According to Thompson, these changes are “part of The Fair Work Commission’s broader strategy to close loopholes and ensure Australian businesses are paying employees their full legal entitlements.”
Impact on employers
The changes to the terms of over 20 modern awards vary slightly between each award, but the overarching takeaway is that nearly one million Australian businesses will be affected.
According to Thompson, this means most business owners are at risk of serious consequences if they do not comply with the new obligations.
Failure to meet these obligations is equivalent to breaching a modern award, with penalties up to $63,000 per breach.
“If last year is anything to go by, these incoming changes are only going to make employment pay scandals more common in Australia,” said Thompson.
Thompson attributes the increase in pay scandals to the complexity in reporting annual salaries.
“Failure to follow procedure will result in company directors being held personally liable, with penalties including banning directors from sitting on boards, million-dollar fines and up to 10 years jail time,” said Thompson.
What are the new obligations for employers?
According to Thompson, there are four new obligations which include:
- Employers must ensure award-covered employees track and submit all hours worked each week either in writing or electronically;
- Employers must specify in writing an ‘outer-limit’ of ordinary and overtime hours an award-covered employee might be required to work – if the worker exceeds these hours, the employer must pay them an additional sum;
- At a minimum, once per annum or upon termination, employers must run a report comparing an employee’s salary to the employee’s full entitlements under the award for all the hours they have worked in the relevant period;
- Employers must immediately top-up an employee’s salary for any underpayments identified in comparison with their modern award entitlements.
Impact on employees
The changes impact businesses employing full-time workers covered by one or more of the 22 modern awards that have the annualised salary changes.
The annualised salary changes mean business owners have a legal obligation to change the way they pay their employees.
This includes recording hours diligently and upon termination, running annual reports to ensure any underpayments are identified in comparison with the employee’s modern award entitlements, while reconciling any shortfalls immediately.
“It’s important to note that many of these affected Modern Awards have broad coverage.

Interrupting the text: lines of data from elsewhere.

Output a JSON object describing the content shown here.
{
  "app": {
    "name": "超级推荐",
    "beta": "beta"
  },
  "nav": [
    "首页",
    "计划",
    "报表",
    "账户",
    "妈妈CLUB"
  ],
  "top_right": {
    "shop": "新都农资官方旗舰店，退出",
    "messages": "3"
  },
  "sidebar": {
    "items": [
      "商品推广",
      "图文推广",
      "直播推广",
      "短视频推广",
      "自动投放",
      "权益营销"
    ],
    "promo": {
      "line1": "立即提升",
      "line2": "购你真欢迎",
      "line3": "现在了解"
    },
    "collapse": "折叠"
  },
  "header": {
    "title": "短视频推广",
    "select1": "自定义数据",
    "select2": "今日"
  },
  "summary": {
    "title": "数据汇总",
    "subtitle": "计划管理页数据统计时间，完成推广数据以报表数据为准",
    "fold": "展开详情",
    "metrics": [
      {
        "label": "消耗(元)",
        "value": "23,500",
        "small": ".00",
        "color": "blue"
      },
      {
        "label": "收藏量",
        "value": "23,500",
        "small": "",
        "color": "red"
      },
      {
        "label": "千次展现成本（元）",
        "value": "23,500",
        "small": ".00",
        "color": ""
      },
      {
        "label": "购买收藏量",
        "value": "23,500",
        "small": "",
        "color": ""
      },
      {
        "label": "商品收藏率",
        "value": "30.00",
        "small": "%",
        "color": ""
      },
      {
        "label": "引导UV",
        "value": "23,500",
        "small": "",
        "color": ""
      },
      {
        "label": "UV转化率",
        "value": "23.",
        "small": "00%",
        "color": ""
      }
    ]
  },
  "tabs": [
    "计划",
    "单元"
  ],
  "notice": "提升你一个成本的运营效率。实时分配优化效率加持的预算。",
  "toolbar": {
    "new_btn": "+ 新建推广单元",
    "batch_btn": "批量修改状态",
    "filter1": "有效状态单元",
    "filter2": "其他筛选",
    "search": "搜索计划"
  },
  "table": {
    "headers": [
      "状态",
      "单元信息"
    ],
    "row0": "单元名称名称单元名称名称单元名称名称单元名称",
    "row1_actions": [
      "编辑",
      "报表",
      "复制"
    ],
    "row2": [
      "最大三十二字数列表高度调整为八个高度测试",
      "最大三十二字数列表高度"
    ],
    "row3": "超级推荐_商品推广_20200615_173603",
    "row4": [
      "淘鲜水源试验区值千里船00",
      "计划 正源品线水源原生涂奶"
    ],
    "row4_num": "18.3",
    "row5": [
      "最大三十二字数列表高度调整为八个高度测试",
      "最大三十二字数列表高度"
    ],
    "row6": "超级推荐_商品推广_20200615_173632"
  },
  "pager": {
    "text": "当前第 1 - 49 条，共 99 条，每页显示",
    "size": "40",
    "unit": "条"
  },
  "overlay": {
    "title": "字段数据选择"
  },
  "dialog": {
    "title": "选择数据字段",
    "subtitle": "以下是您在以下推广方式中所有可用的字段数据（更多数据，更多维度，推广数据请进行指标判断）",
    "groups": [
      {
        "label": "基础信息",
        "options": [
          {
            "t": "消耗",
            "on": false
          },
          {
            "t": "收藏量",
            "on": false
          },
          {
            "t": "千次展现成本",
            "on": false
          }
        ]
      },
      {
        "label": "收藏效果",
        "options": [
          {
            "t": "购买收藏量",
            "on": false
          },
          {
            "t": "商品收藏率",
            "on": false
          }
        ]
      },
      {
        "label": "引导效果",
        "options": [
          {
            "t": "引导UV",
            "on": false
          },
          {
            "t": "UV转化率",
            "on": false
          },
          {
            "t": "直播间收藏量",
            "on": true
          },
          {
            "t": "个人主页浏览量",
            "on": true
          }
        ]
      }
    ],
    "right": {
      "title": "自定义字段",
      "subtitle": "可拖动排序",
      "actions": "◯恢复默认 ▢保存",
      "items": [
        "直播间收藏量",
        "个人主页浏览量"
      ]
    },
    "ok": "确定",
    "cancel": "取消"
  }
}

For example, the Clerks – Private Sector Award 2010 covers “employees engaged wholly or principally in clerical work, including administrative duties of a clerical nature.” Almost every business will employ at least one person who is covered by this definition, therefore up to one million businesses could be affected,” said Thompson.
What can you do?
Thompson advises that business owners are compliant with the changes within the Fair Work Act and “act immediately or risk the serious consequences of negligence.”
“Running a business is becoming more and more complex, so employers must do everything they can to make it easier on themselves – and that starts with compliance,” he said.